В день отмены рейда мне пришлось пережить и обычное перед вылетом напряжение, и разочарование, особенно неприятное после долгого вынужденного бездействия, - не удивительно, что я чувствовал себя взвинченным и беспокойным и не находил места от всяких тревожных мыслей о Дэфни. Я отправился в Бертлек, лег на нашу кровать с медными спинками, но минут через пять в страхе вскочил, поспешно вернулся в свою комнату на базе и попытался, без особого, правда, успеха, заняться чтением, но только больше испортил себе настроение, потому что вместо слова "семья" мне чудилось "свинья", вместо "вода" - "беда" (как, оказывается, самочувствие человека может влиять на его зрение!), вместо "смерч" - "смерть". Я взялся было за письмо к матери, но обнаружил, что пишу каким-то старческим почерком, и разорвал написанное. Наступило время ленча, и я пошел вместе с другими в переполненный клуб. У военных летчиков игра в кости считается вполне досойным способом пощекотать собственные нервы, и я успел проиграть Бенни Чонгу шесть долларов, когда появился техник-сержант из амбулатории, некто Майглоу, и сказал, что меня хочет видеть доктор Ренделл. Я едва удержался, чтобы не брякнуть, что тоже хочу его повидать.
В какое же время доктор желает меня видеть?
Если можно, в два часа, ответил Майглоу.
Конечно, можно. Безусловно, можно. Мне очень надо с ним поговорить.
Док усадил меня и сказал, что когда речь заходит о взаимоотношениях между людьми в боевой обстановке, он предпочитает полную откровенность и потому должен начать с довольно неприятного заявления.
- Этот хвастун, ваш командир, был вчера у меня, - сказал Ренделл. - Он обеспокоен вашей боеспособностью и боится, как бы вы не угробили самолет.

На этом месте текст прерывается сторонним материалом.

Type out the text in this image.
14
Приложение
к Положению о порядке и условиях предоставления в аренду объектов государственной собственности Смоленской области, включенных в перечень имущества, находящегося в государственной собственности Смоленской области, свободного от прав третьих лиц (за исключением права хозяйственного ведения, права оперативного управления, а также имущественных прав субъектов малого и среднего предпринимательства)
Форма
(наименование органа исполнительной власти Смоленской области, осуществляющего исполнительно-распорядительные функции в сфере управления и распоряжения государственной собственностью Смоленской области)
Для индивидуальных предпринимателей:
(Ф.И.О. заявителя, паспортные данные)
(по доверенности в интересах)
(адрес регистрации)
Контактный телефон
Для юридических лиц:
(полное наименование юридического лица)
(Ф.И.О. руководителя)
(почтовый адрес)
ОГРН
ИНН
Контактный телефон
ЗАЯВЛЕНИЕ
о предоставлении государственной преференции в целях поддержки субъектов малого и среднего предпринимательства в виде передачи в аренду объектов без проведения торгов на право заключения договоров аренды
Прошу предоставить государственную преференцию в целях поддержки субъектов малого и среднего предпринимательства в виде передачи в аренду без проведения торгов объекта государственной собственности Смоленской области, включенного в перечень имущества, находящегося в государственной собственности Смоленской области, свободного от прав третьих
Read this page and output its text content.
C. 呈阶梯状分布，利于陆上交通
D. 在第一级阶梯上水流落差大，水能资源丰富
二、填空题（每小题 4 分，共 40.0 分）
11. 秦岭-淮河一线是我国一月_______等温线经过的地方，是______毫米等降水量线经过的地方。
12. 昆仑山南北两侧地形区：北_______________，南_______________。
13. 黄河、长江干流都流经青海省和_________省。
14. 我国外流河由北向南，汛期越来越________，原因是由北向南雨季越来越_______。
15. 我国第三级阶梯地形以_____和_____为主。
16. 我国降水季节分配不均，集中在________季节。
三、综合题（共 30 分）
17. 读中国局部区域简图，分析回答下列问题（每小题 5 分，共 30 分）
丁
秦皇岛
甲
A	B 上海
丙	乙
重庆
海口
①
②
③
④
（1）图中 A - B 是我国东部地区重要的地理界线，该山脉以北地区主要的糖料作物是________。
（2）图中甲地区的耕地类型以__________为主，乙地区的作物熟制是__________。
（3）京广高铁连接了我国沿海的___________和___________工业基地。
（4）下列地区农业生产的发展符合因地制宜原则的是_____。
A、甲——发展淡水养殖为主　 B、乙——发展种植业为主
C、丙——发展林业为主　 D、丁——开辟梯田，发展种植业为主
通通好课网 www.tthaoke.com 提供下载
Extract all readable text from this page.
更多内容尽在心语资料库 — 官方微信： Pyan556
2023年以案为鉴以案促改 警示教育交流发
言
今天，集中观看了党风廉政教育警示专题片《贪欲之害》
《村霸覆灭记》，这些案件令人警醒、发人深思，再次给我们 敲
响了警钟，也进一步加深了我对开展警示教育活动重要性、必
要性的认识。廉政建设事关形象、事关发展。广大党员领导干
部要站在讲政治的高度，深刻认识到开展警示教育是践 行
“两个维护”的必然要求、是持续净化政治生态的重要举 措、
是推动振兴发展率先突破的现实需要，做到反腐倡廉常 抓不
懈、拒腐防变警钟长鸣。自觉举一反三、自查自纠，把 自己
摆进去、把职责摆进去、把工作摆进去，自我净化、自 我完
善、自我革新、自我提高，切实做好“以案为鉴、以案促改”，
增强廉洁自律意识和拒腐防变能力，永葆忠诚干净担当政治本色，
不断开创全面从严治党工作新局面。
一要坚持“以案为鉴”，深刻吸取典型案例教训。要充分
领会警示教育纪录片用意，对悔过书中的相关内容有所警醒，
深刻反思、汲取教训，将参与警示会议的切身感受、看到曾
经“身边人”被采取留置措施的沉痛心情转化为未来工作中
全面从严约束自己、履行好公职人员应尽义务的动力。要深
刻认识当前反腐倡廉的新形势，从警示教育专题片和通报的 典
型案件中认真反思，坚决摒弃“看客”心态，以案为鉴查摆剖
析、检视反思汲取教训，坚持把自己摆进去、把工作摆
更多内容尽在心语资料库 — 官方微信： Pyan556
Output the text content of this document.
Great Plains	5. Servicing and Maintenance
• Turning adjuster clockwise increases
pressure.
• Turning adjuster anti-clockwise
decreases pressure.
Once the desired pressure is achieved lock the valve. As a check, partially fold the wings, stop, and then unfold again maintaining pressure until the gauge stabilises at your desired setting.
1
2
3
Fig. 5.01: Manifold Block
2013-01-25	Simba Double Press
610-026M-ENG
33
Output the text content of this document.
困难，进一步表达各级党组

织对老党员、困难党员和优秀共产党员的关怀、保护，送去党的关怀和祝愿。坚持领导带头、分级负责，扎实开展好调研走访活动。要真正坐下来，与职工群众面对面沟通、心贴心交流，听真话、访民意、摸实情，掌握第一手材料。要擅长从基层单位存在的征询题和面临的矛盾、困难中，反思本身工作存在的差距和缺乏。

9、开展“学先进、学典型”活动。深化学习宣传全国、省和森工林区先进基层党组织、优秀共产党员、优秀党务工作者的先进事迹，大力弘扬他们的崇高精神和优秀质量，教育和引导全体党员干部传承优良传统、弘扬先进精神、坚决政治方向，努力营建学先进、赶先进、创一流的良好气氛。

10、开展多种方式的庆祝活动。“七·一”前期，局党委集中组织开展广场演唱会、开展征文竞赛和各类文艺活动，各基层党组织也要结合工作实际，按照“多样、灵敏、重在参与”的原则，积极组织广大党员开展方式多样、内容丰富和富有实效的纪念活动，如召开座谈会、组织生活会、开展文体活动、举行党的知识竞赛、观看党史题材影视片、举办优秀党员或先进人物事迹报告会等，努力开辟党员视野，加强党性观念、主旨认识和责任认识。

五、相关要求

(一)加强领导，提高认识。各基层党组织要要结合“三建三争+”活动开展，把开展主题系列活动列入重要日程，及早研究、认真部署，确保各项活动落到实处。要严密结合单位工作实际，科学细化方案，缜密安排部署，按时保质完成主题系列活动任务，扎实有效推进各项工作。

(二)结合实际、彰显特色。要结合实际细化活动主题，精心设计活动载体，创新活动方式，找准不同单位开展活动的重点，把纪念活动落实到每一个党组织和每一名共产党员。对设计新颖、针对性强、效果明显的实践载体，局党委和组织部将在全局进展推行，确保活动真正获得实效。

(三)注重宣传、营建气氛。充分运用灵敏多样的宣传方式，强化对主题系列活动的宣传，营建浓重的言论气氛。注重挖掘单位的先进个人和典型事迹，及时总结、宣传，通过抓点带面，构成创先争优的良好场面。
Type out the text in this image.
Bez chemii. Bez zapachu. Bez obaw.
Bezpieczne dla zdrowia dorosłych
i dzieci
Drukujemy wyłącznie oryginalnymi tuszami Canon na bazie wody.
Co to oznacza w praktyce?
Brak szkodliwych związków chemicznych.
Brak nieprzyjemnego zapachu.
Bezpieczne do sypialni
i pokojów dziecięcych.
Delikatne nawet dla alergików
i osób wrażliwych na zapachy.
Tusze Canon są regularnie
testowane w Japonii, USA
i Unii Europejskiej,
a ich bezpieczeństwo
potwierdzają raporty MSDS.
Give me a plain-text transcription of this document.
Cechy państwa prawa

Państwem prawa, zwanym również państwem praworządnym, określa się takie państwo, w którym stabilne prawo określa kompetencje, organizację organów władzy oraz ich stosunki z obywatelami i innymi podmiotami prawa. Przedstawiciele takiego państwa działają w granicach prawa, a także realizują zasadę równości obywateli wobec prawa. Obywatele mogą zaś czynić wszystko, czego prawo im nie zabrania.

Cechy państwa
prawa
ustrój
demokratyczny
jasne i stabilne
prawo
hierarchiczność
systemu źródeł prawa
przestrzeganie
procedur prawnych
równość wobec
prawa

Пожалуй, я допустил непростительную глупость, тут же не обозвав Мерроу сукиным сыном. Я даже не сказал, как обеспокоен его боеспособностью.
Вместо этого я принялся критиковать самого себя.
- Видите ли, док, я и в самом деле плохо сплю, а вот сегодня что-то слишком уж нервничаю и не пойму отчего. Откровенно говоря, даже побаиваюсь, как бы не перетрусить в самолете и не напутать что-нибудь. Но я знаю одно, док. Очень хорошо знаю. Я не могу отойти в сторонку, бросить наш экипаж сейчас, когда нам осталось всего несколько боевых вылетов. Не могу. Не требуйте от меня. Но я в самом деле и нервничаю, и переживаю приступы страха. Не только со мной происходит такое - тем более я не хочу бросать свой экипаж. Меньше всего...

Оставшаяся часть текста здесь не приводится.